EFB has come along now too, it stands for Enhanced Flooded Battery. This a regular lead acid flooded battery on steroids. It fits somewhere between lead acid and AGM. Vehicles with stop/start technology need them because the vehicle turns off and on so many times, the battery has to be able to handle it. Some require AGM for start/stop, it depends on what the manufacturer designed for the car.
As a rule of thumb you should replace your car battery with the type the manufacturer designed to go in it in the first place. It won’t be long before every new car sold will have start/stop technology. This means the battery has to be able to handle it. The more heavy duty a battery is, the more it costs to make.
Regardless of type of battery, it costs a certain amount to make them a certain way. More expensive ingredients in order to provide for higher demand are required. One simple thing to make a cheaper battery is to use less lead in it. If there is less lead there is less power. If there is less power, there is shorter life span. There can be lead, lead paste, antimony, calcium, sulphuric acid, lead dioxide, silica, sponge lead, tin, selenium, and so on in your car battery.
There are some things that any battery, just can’t keep up with:
- Short, infrequent trips. (alternator never charges it fully, decreasing life span)
- Listing to tunes with the car off for long. (battery isn’t meant to be drained that low)

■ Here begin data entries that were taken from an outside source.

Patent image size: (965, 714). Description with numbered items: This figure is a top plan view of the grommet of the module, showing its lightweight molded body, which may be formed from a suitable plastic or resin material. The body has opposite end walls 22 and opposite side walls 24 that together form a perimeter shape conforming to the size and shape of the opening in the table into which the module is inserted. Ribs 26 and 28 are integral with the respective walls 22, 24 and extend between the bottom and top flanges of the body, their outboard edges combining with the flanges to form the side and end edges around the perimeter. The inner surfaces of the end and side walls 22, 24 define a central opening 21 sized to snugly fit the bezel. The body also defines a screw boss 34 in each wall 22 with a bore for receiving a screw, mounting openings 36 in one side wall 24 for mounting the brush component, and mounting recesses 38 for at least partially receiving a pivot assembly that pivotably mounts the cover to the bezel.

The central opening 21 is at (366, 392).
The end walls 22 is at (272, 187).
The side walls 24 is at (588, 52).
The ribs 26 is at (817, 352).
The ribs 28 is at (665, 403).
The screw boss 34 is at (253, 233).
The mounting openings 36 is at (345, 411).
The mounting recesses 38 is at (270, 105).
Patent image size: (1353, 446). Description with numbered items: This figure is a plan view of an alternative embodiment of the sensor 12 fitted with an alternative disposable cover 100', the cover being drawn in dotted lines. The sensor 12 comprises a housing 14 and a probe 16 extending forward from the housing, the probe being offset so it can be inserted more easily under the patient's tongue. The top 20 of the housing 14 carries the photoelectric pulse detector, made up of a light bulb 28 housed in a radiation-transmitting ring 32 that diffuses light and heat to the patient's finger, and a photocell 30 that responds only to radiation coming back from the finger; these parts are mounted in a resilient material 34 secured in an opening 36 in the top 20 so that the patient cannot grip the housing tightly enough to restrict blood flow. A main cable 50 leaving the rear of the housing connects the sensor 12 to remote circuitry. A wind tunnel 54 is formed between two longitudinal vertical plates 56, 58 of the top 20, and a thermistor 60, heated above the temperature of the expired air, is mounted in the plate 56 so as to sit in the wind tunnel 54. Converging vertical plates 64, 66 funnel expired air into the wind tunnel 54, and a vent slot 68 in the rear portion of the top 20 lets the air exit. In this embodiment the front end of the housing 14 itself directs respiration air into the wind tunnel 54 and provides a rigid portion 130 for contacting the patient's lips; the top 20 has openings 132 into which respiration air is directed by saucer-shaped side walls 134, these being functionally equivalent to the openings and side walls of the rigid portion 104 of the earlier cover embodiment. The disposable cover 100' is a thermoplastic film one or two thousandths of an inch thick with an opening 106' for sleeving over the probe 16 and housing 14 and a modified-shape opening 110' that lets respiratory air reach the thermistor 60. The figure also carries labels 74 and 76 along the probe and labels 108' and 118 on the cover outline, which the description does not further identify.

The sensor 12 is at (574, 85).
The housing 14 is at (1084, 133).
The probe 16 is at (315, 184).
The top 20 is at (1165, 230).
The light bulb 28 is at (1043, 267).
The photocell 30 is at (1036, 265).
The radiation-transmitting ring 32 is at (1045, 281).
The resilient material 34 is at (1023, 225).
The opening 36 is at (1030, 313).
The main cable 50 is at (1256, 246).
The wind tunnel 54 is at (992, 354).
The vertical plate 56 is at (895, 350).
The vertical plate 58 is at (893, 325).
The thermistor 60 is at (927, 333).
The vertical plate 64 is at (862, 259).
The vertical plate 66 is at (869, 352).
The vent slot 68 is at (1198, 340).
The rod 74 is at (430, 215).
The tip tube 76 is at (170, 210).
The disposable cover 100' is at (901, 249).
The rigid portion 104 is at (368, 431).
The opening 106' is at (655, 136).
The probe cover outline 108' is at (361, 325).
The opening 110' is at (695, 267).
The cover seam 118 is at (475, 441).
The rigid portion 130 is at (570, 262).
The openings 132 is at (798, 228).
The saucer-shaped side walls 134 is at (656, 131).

- Very hot weather for a long time. (hot is actually worse than cold on a battery)
- Letting them sit not in use, hooked up or not. (they self discharge on their own)
- Hooking up high power stereos, winches, extra lights. (they just weren’t built for it)
Manufacturer’s build the batteries to meet certain specifications. If you were to order 1000 batteries and demand they cost you $100 each, then the manufacturer will simply make the battery cheaper. (weaker) If you were to order 1000 batteries and say I want them to be as good as they can be made, you tell me the cost, then they will be made much better. There aren’t a lot of manufacturer’s compared to battery stores, so a lot of them are a very similar battery with a different sticker. One thing we do here at Pacific Batteries, is to load test the batteries before we buy them no matter who makes them, to verify what they will hold up to.
They all have pro’s and con’s, and at the end of the day it is best to ask a battery specialist what is the best overall value battery for your car.